Last wounded Michigan State student released from Sparrow Hospital in Lansing

DETROIT — The last Michigan State University student hospitalized after the Feb. 13 mass shooting has been discharged from Sparrow Hospital, according to a tweet posted Tuesday by the MSU Police and Public Safety Department.

The student, who was not named, was discharged to another facility.

"The student was in critical condition, but stable when discharged from the hospital," MSU police said.

Five students were hospitalized after the mass shooting, in addition to three who were killed.

MSU student Troy Forbush was the first to be released, he announced on his Facebook page Feb. 26, after taking a bullet to the chest and undergoing emergency surgery.

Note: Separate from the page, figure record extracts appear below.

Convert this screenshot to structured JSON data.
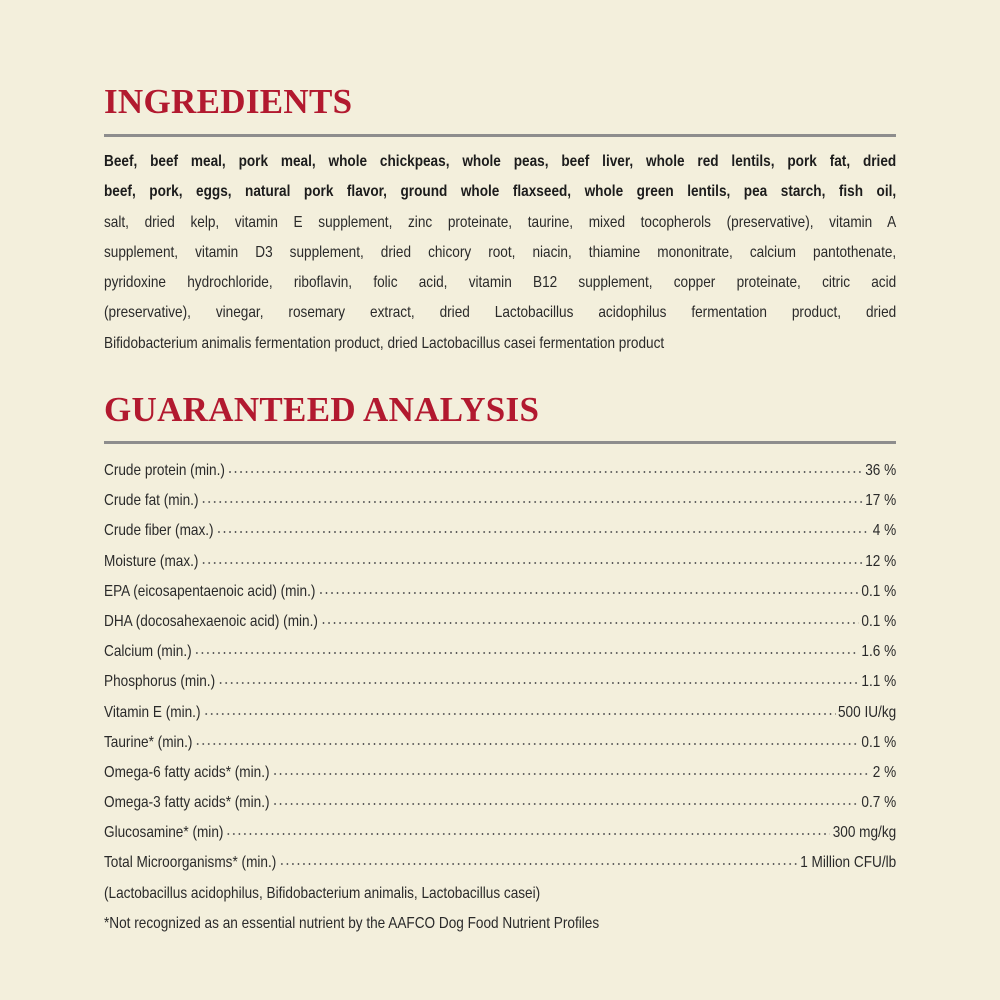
{
  "ingredients": {
    "title": "INGREDIENTS",
    "bold_lines": [
      "Beef, beef meal, pork meal, whole chickpeas, whole peas, beef liver, whole red lentils, pork fat, dried",
      "beef, pork, eggs, natural pork flavor, ground whole flaxseed, whole green lentils, pea starch, fish oil,"
    ],
    "lines": [
      "salt, dried kelp, vitamin E supplement, zinc proteinate, taurine, mixed tocopherols (preservative), vitamin A",
      "supplement, vitamin D3 supplement, dried chicory root, niacin, thiamine mononitrate, calcium pantothenate,",
      "pyridoxine hydrochloride, riboflavin, folic acid, vitamin B12 supplement, copper proteinate, citric acid",
      "(preservative), vinegar, rosemary extract, dried Lactobacillus acidophilus fermentation product, dried",
      "Bifidobacterium animalis fermentation product, dried Lactobacillus casei fermentation product"
    ]
  },
  "analysis": {
    "title": "GUARANTEED ANALYSIS",
    "rows": [
      {
        "label": "Crude protein (min.)",
        "value": "36 %"
      },
      {
        "label": "Crude fat (min.)",
        "value": "17 %"
      },
      {
        "label": "Crude fiber (max.)",
        "value": "4 %"
      },
      {
        "label": "Moisture (max.)",
        "value": "12 %"
      },
      {
        "label": "EPA (eicosapentaenoic acid) (min.)",
        "value": "0.1 %"
      },
      {
        "label": "DHA (docosahexaenoic acid) (min.)",
        "value": "0.1 %"
      },
      {
        "label": "Calcium (min.)",
        "value": "1.6 %"
      },
      {
        "label": "Phosphorus (min.)",
        "value": "1.1 %"
      },
      {
        "label": "Vitamin E (min.)",
        "value": "500 IU/kg"
      },
      {
        "label": "Taurine* (min.)",
        "value": "0.1 %"
      },
      {
        "label": "Omega-6 fatty acids* (min.)",
        "value": "2 %"
      },
      {
        "label": "Omega-3 fatty acids* (min.)",
        "value": "0.7 %"
      },
      {
        "label": "Glucosamine* (min)",
        "value": "300 mg/kg"
      },
      {
        "label": "Total Microorganisms* (min.)",
        "value": "1 Million CFU/lb"
      }
    ],
    "microorganisms_note": "(Lactobacillus acidophilus, Bifidobacterium animalis, Lactobacillus casei)",
    "footnote": "*Not recognized as an essential nutrient by the AAFCO Dog Food Nutrient Profiles"
  },
  "colors": {
    "heading": "#b2192f",
    "background": "#f3efdc",
    "rule": "#8d8d8d"
  }
}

The other students included Nate Statly, a 20-year-old junior with a severe head injury; John Hao, a 20-year-old student from China who was paralyzed from the waist down; and Guadalupe Huapilla-Perez, a junior who underwent at least one surgery and faced two more. A fifth wounded student was not identified.

Killed in the shooting were Arielle Anderson of Harper Woods, 20-year-old Alexandria Verner of Clawson and 20-year-old Brian Fraser of Grosse Pointe.

Forbush, along with his mother, Krista Grettenberger, have spoken publicly about the shooting, lobbying for stricter gun control measures.

"It should be shocking to everyone that we live in a society that requires places of learning to be heavily secured and locked because we cannot come together in the name of children's safety to end gun violence," Forbush, of Okemos, said last month during a March for Our Lives rally at the state capital. "The right to achieve a higher education is sacred, and it should be treated as such by providing us with safe spaces to learn and thrive."

Huapilla-Perez also spoke publicly on her Facebook page, saying she was released March 13, a month after the shooting. She added that she will need many surgeries as she recovers from her injuries.

She said "a day doesn't go by that I don't mourn the loss" of Anderson, Verner and Fraser.

"I didn't know them closely," Huapilla-Pérez wrote, "but it is a painful feeling to live with knowing I shared their last moments with them."